As Locke pointed out, one of the German soldiers who entered Wieluń after the bombing was Claus Schenk von Stauffenberg. His album of photographs taken in September 1939 is shown at the exhibition. Under the photographs of burning houses and a family killed in one of them, the officer wrote under the date 2 September 1939, “victory march”.

The unit commander, Wolfgang Paul, wrote in his memoirs that the young soldiers were impressed by the effects of the raid and saw that “in this war there is no difference between the military and civilians.”

Duda and Steinmeier remind us about Wieluń

Locke emphasized that in Germany the fate of Wieluń and 158 other towns that were bombed in the first days of the war remained unknown for a long time. After the fall of the Iron Curtain in 1989/1990 the situation did not improve, and Wieluń continued to remain in the shadow of Westerplatte.

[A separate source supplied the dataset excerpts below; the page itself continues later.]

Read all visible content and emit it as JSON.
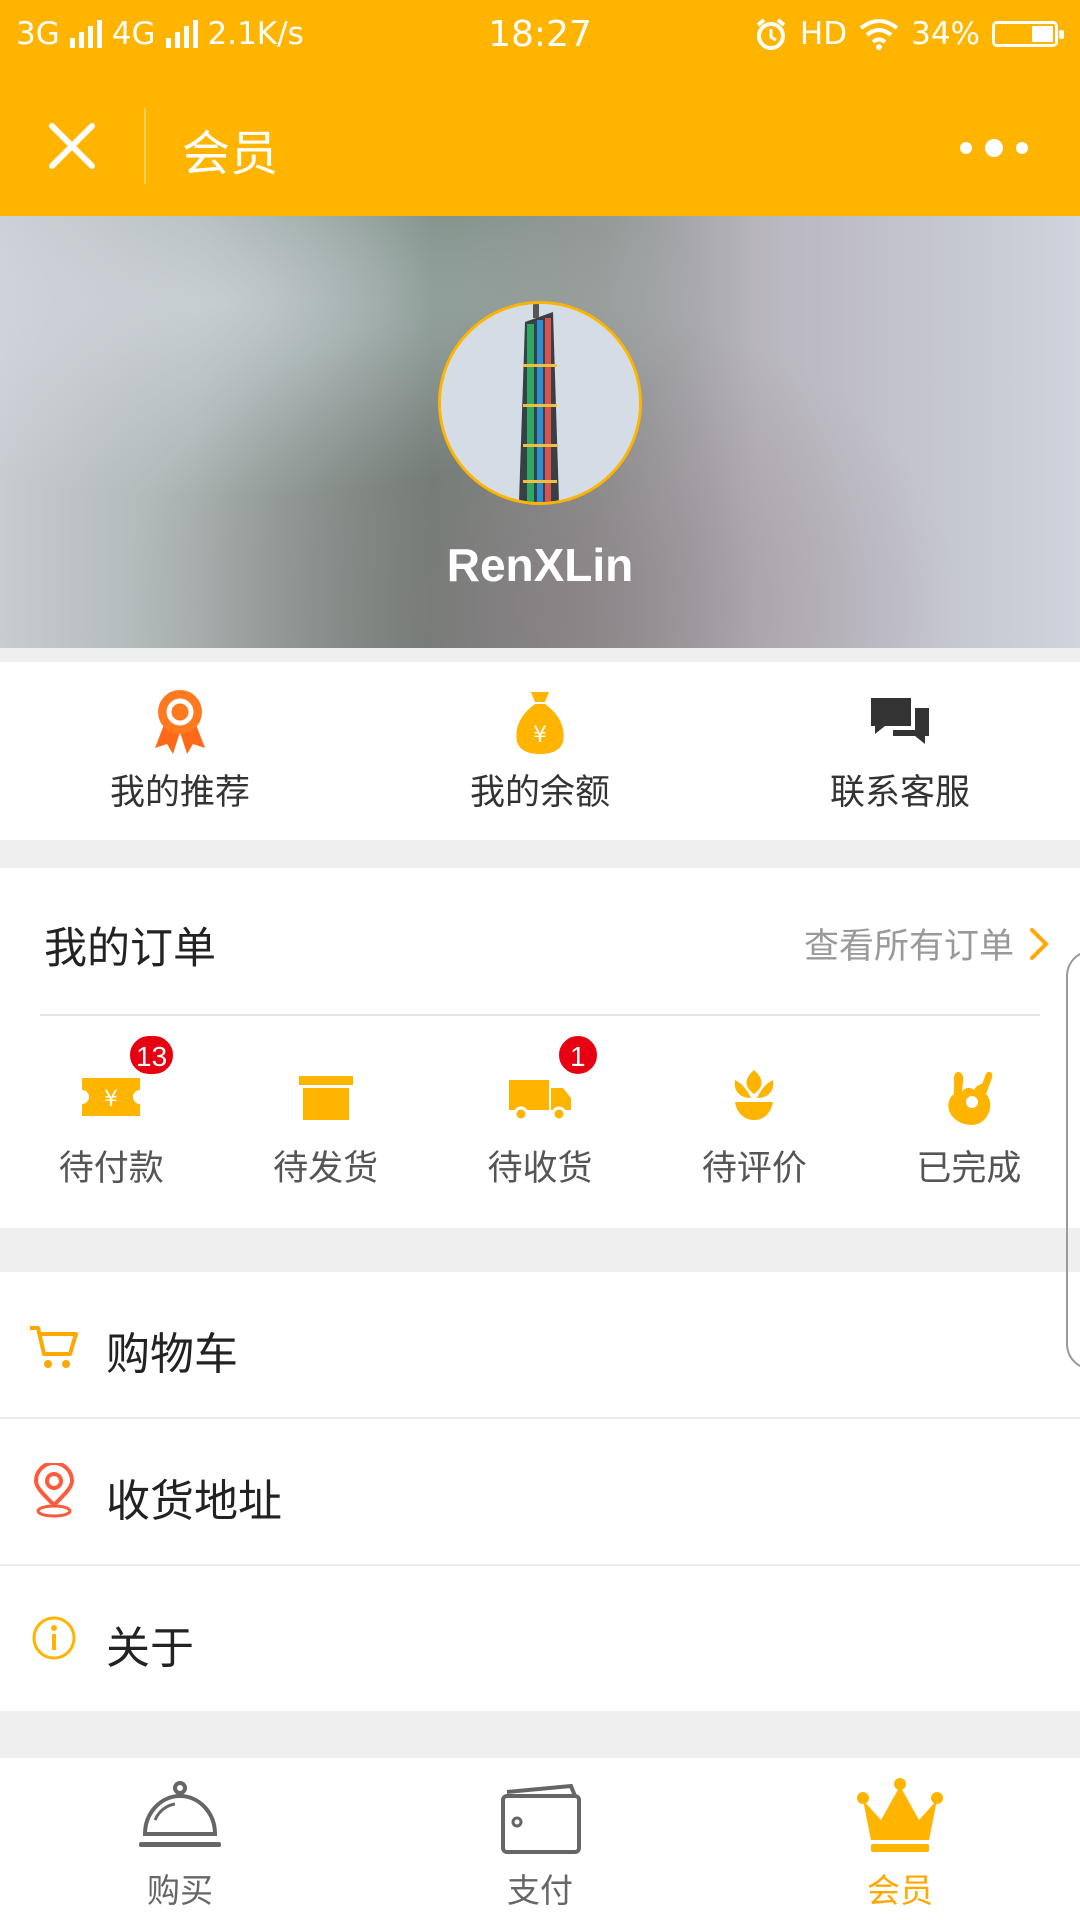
{
  "status_bar": {
    "network_1": "3G",
    "network_2": "4G",
    "speed": "2.1K/s",
    "time": "18:27",
    "hd": "HD",
    "battery": "34%",
    "battery_level": 0.34
  },
  "nav": {
    "title": "会员",
    "close_icon": "close-icon",
    "more_icon": "more-dots-icon"
  },
  "profile": {
    "username": "RenXLin"
  },
  "quick_actions": [
    {
      "label": "我的推荐",
      "icon": "ribbon-medal-icon"
    },
    {
      "label": "我的余额",
      "icon": "money-bag-icon"
    },
    {
      "label": "联系客服",
      "icon": "chat-bubbles-icon"
    }
  ],
  "orders": {
    "title": "我的订单",
    "view_all": "查看所有订单",
    "statuses": [
      {
        "label": "待付款",
        "icon": "ticket-yen-icon",
        "badge": "13"
      },
      {
        "label": "待发货",
        "icon": "box-icon",
        "badge": ""
      },
      {
        "label": "待收货",
        "icon": "truck-icon",
        "badge": "1"
      },
      {
        "label": "待评价",
        "icon": "flower-icon",
        "badge": ""
      },
      {
        "label": "已完成",
        "icon": "ok-hand-icon",
        "badge": ""
      }
    ]
  },
  "menu": [
    {
      "label": "购物车",
      "icon": "cart-icon"
    },
    {
      "label": "收货地址",
      "icon": "location-pin-icon"
    },
    {
      "label": "关于",
      "icon": "info-icon"
    }
  ],
  "tabs": [
    {
      "label": "购买",
      "icon": "cloche-icon",
      "active": false
    },
    {
      "label": "支付",
      "icon": "wallet-icon",
      "active": false
    },
    {
      "label": "会员",
      "icon": "crown-icon",
      "active": true
    }
  ],
  "colors": {
    "brand": "#ffb400",
    "accent_orange": "#ff8a00",
    "badge_red": "#e60012"
  }
}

Only five years ago the situation reversed – on the 80th anniversary of the outbreak of the war, President Andrzej Duda invited Frank Walter Steinmeier to Wieluń. The German president assured that the crime would not be forgotten and that Germany would acknowledge its historical responsibility. “I bow my head before the Polish victims of the German dictatorship and ask for forgiveness,” Steinmeier said.

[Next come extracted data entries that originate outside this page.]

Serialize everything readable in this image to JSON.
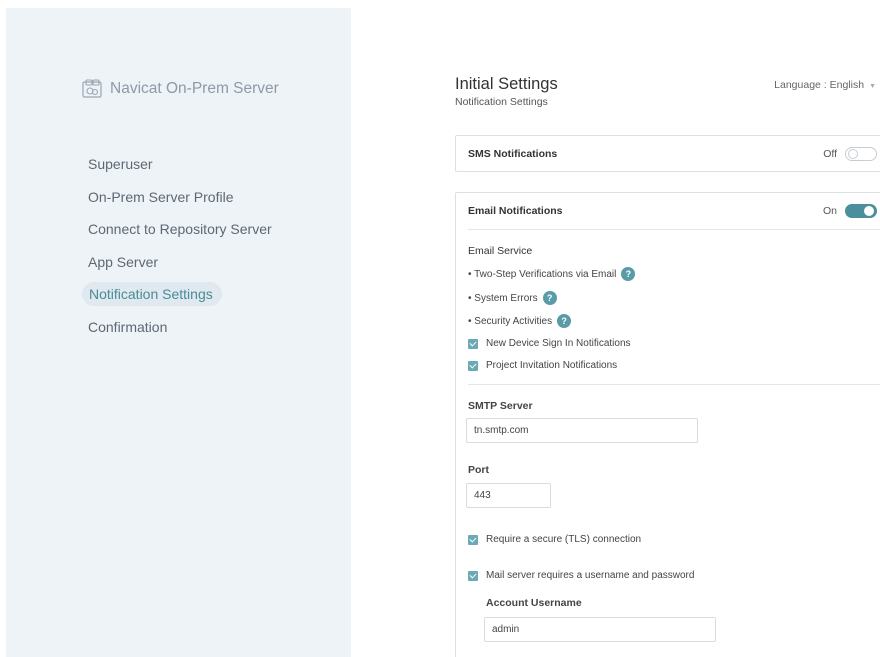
{
  "app": {
    "name": "Navicat On-Prem Server"
  },
  "sidebar": {
    "items": [
      {
        "label": "Superuser"
      },
      {
        "label": "On-Prem Server Profile"
      },
      {
        "label": "Connect to Repository Server"
      },
      {
        "label": "App Server"
      },
      {
        "label": "Notification Settings",
        "active": true
      },
      {
        "label": "Confirmation"
      }
    ]
  },
  "header": {
    "title": "Initial Settings",
    "subtitle": "Notification Settings",
    "language_label": "Language : English"
  },
  "sms": {
    "title": "SMS Notifications",
    "state_label": "Off",
    "enabled": false
  },
  "email": {
    "title": "Email Notifications",
    "state_label": "On",
    "enabled": true,
    "service_label": "Email Service",
    "bullets": [
      {
        "label": "• Two-Step Verifications via Email"
      },
      {
        "label": "• System Errors"
      },
      {
        "label": "• Security Activities"
      }
    ],
    "checkboxes": [
      {
        "label": "New Device Sign In Notifications",
        "checked": true
      },
      {
        "label": "Project Invitation Notifications",
        "checked": true
      }
    ],
    "smtp_label": "SMTP Server",
    "smtp_value": "tn.smtp.com",
    "port_label": "Port",
    "port_value": "443",
    "tls_label": "Require a secure (TLS) connection",
    "tls_checked": true,
    "auth_label": "Mail server requires a username and password",
    "auth_checked": true,
    "username_label": "Account Username",
    "username_value": "admin"
  },
  "colors": {
    "accent": "#4a8f9b",
    "sidebar_bg": "#eef3f8",
    "active_pill": "#dfe9ef"
  },
  "icons": {
    "logo": "navicat-logo-icon",
    "help": "question-icon",
    "caret": "caret-down-icon"
  }
}
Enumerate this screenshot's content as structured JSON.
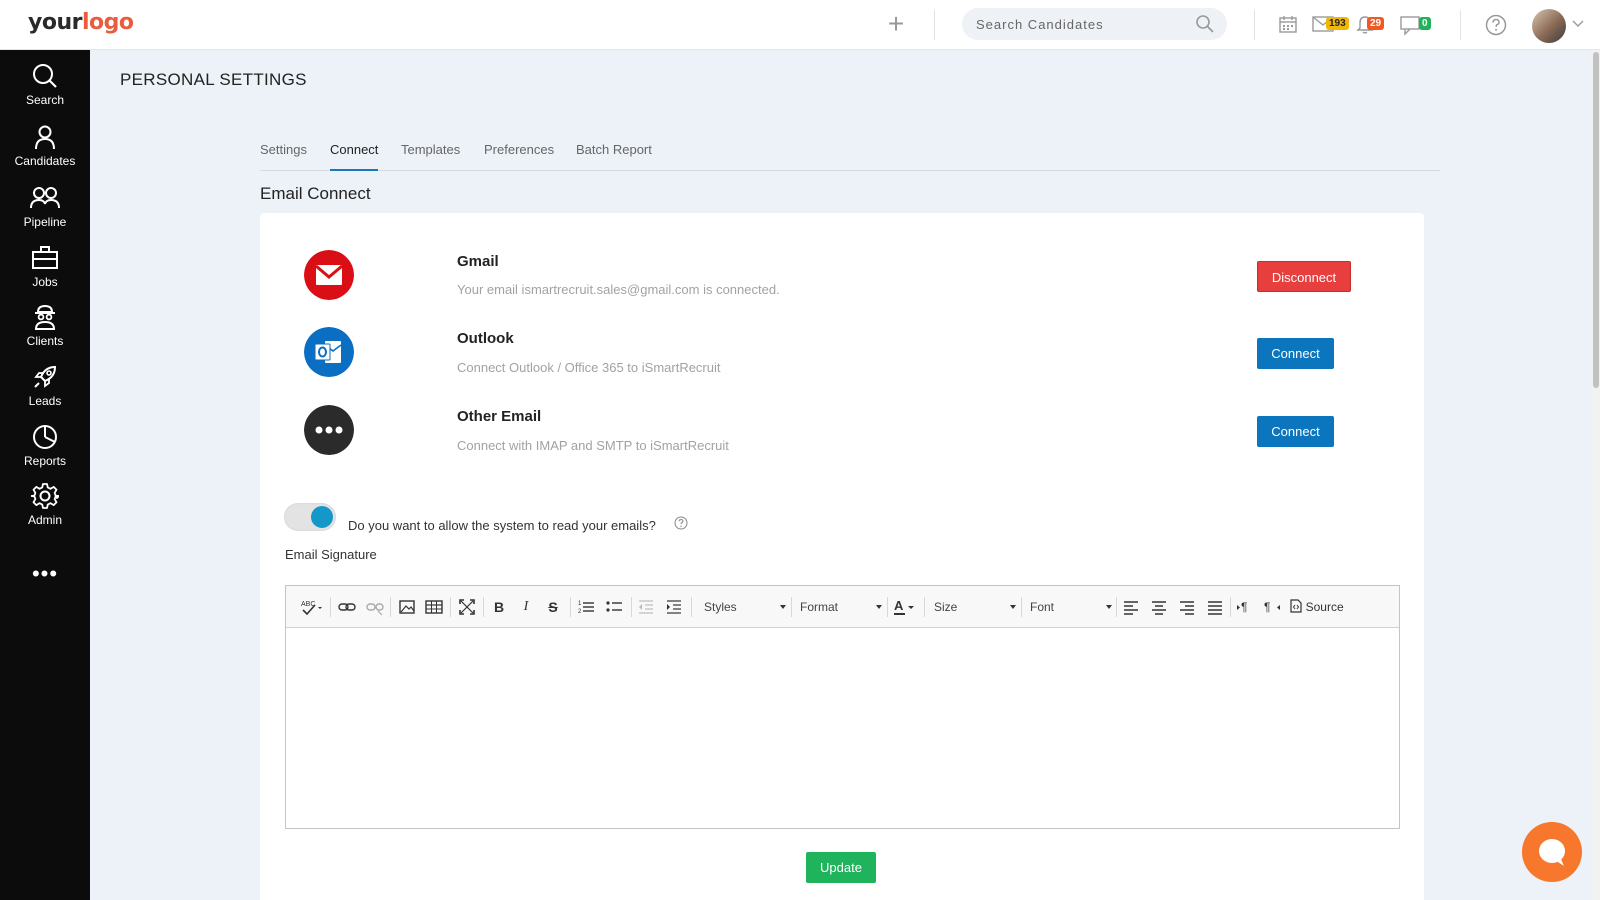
{
  "header": {
    "logo_part1": "your",
    "logo_part2": "logo",
    "search_placeholder": "Search Candidates",
    "mail_count": "193",
    "notification_count": "29",
    "chat_count": "0"
  },
  "sidebar": {
    "items": [
      {
        "label": "Search",
        "icon": "search-icon"
      },
      {
        "label": "Candidates",
        "icon": "user-icon"
      },
      {
        "label": "Pipeline",
        "icon": "users-icon"
      },
      {
        "label": "Jobs",
        "icon": "briefcase-icon"
      },
      {
        "label": "Clients",
        "icon": "client-icon"
      },
      {
        "label": "Leads",
        "icon": "rocket-icon"
      },
      {
        "label": "Reports",
        "icon": "pie-chart-icon"
      },
      {
        "label": "Admin",
        "icon": "gear-icon"
      }
    ],
    "more": "•••"
  },
  "page": {
    "title": "PERSONAL SETTINGS",
    "tabs": [
      {
        "label": "Settings",
        "active": false
      },
      {
        "label": "Connect",
        "active": true
      },
      {
        "label": "Templates",
        "active": false
      },
      {
        "label": "Preferences",
        "active": false
      },
      {
        "label": "Batch Report",
        "active": false
      }
    ],
    "section_title": "Email Connect"
  },
  "providers": [
    {
      "name": "Gmail",
      "description": "Your email ismartrecruit.sales@gmail.com is connected.",
      "button": "Disconnect",
      "status": "connected"
    },
    {
      "name": "Outlook",
      "description": "Connect Outlook / Office 365 to iSmartRecruit",
      "button": "Connect",
      "status": "disconnected"
    },
    {
      "name": "Other Email",
      "description": "Connect with IMAP and SMTP to iSmartRecruit",
      "button": "Connect",
      "status": "disconnected"
    }
  ],
  "settings": {
    "read_emails_label": "Do you want to allow the system to read your emails?",
    "read_emails_enabled": true,
    "signature_label": "Email Signature"
  },
  "editor": {
    "styles_label": "Styles",
    "format_label": "Format",
    "size_label": "Size",
    "font_label": "Font",
    "source_label": "Source",
    "bold": "B",
    "italic": "I",
    "strike": "S",
    "content": ""
  },
  "actions": {
    "update_label": "Update"
  },
  "colors": {
    "sidebar_bg": "#0c0c0c",
    "accent_blue": "#0b76bd",
    "danger_red": "#e73e3e",
    "success_green": "#1fb35c",
    "chat_orange": "#f7772c"
  }
}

The German occupation ended in mid-January 1945. More than a third of the inhabitants, including 5,000 Jews, were murdered. Traces of the war are still visible today. The Germans blew up a church near the market square. The foundations of the temple were excavated after the war, and the square is dedicated to the memory of the war.

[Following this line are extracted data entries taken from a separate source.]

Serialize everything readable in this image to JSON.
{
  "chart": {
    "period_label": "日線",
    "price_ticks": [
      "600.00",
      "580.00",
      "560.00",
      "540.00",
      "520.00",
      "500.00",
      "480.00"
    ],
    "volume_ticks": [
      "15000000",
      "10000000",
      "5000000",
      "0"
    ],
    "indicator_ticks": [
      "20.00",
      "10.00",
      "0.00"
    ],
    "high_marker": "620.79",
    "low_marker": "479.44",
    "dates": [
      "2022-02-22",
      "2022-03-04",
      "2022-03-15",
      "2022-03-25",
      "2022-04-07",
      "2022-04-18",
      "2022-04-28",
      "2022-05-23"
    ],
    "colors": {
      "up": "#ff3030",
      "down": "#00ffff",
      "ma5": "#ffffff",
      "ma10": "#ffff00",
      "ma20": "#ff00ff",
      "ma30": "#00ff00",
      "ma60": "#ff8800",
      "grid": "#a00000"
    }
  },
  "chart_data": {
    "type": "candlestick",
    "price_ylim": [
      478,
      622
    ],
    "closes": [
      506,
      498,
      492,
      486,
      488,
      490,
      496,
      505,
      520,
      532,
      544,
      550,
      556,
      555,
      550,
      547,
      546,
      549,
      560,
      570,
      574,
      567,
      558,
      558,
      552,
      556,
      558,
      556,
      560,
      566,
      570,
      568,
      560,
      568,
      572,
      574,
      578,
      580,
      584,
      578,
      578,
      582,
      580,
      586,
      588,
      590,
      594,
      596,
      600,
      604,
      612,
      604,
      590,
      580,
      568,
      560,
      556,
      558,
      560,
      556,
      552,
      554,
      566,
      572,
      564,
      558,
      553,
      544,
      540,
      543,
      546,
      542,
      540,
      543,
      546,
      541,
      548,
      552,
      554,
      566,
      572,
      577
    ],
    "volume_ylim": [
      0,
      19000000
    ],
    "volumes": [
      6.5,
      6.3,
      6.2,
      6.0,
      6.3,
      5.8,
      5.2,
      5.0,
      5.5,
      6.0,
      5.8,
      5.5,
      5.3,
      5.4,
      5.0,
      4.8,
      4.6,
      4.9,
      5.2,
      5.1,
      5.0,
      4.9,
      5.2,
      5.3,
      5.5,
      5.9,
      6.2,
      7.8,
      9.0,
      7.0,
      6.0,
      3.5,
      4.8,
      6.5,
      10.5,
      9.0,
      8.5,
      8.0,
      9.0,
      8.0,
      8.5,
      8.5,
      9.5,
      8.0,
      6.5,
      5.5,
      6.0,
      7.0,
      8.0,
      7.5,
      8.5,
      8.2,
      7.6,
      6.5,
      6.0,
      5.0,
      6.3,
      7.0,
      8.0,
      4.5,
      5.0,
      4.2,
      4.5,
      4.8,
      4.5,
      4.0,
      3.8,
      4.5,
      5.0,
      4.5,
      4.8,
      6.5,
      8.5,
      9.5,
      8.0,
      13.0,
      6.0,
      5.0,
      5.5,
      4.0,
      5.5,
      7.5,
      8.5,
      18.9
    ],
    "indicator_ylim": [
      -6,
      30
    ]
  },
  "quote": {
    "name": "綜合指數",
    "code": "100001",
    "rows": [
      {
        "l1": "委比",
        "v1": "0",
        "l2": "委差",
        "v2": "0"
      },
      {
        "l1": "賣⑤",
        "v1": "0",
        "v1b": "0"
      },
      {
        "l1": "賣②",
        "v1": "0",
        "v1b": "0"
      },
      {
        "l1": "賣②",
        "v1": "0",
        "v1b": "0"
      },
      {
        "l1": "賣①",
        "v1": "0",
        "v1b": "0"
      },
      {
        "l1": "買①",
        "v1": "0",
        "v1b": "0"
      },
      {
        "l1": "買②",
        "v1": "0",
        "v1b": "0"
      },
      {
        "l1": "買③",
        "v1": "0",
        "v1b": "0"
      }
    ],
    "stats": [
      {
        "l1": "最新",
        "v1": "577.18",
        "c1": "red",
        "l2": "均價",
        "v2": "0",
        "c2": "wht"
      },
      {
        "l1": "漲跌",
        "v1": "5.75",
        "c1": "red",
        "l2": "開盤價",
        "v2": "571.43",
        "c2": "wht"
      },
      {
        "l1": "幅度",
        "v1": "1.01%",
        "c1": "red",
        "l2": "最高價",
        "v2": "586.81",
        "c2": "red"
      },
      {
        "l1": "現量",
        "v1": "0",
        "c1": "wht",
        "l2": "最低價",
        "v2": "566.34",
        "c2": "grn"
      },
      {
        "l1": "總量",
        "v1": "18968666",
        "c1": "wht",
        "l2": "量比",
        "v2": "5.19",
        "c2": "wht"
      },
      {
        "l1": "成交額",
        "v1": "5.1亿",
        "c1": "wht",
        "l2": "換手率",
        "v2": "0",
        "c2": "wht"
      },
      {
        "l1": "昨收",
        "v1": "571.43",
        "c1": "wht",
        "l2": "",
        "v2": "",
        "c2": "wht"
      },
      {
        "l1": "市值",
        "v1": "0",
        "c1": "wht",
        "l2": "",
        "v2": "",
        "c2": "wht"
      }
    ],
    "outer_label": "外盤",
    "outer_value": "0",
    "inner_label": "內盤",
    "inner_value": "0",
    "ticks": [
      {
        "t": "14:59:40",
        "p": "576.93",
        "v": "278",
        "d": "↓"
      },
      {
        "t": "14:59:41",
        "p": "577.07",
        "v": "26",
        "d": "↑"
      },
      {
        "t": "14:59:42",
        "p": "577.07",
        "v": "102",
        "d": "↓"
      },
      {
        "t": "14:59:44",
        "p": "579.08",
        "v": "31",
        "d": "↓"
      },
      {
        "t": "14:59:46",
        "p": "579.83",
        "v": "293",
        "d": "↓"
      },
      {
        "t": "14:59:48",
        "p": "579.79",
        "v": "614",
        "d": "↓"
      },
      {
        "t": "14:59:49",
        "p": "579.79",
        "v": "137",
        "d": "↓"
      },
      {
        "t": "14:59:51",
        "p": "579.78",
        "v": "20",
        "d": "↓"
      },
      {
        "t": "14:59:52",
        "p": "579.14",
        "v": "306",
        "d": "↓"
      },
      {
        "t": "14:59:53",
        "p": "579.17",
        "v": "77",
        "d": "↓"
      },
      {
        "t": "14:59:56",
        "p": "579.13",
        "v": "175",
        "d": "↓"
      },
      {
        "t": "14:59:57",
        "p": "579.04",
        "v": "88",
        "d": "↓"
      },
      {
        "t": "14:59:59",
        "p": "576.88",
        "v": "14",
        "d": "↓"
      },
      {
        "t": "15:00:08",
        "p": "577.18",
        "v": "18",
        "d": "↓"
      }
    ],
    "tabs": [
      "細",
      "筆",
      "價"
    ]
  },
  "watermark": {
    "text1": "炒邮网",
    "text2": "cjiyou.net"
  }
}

Youth will remember the victims

Wieluń is currently called the “City of Peace and Reconciliation”. The visit of Andrzej Duda and Frank-Walter Steinmeier drew attention to the city and its fate. More tourists from Germany appeared, and the media interest is maintained – we read on the “FAZ” portal.

On Sunday, President Duda will visit Wieluń. As every year, the celebrations will be attended by young people from Osterburg in Saxony-Anhalt, Wieluń’s partner city. Young Germans, together with their friends from Wieluń, will walk from the airport, from which German bombers took off on September 1, 1939, to the market square in Wieluń to commemorate the victims of the war.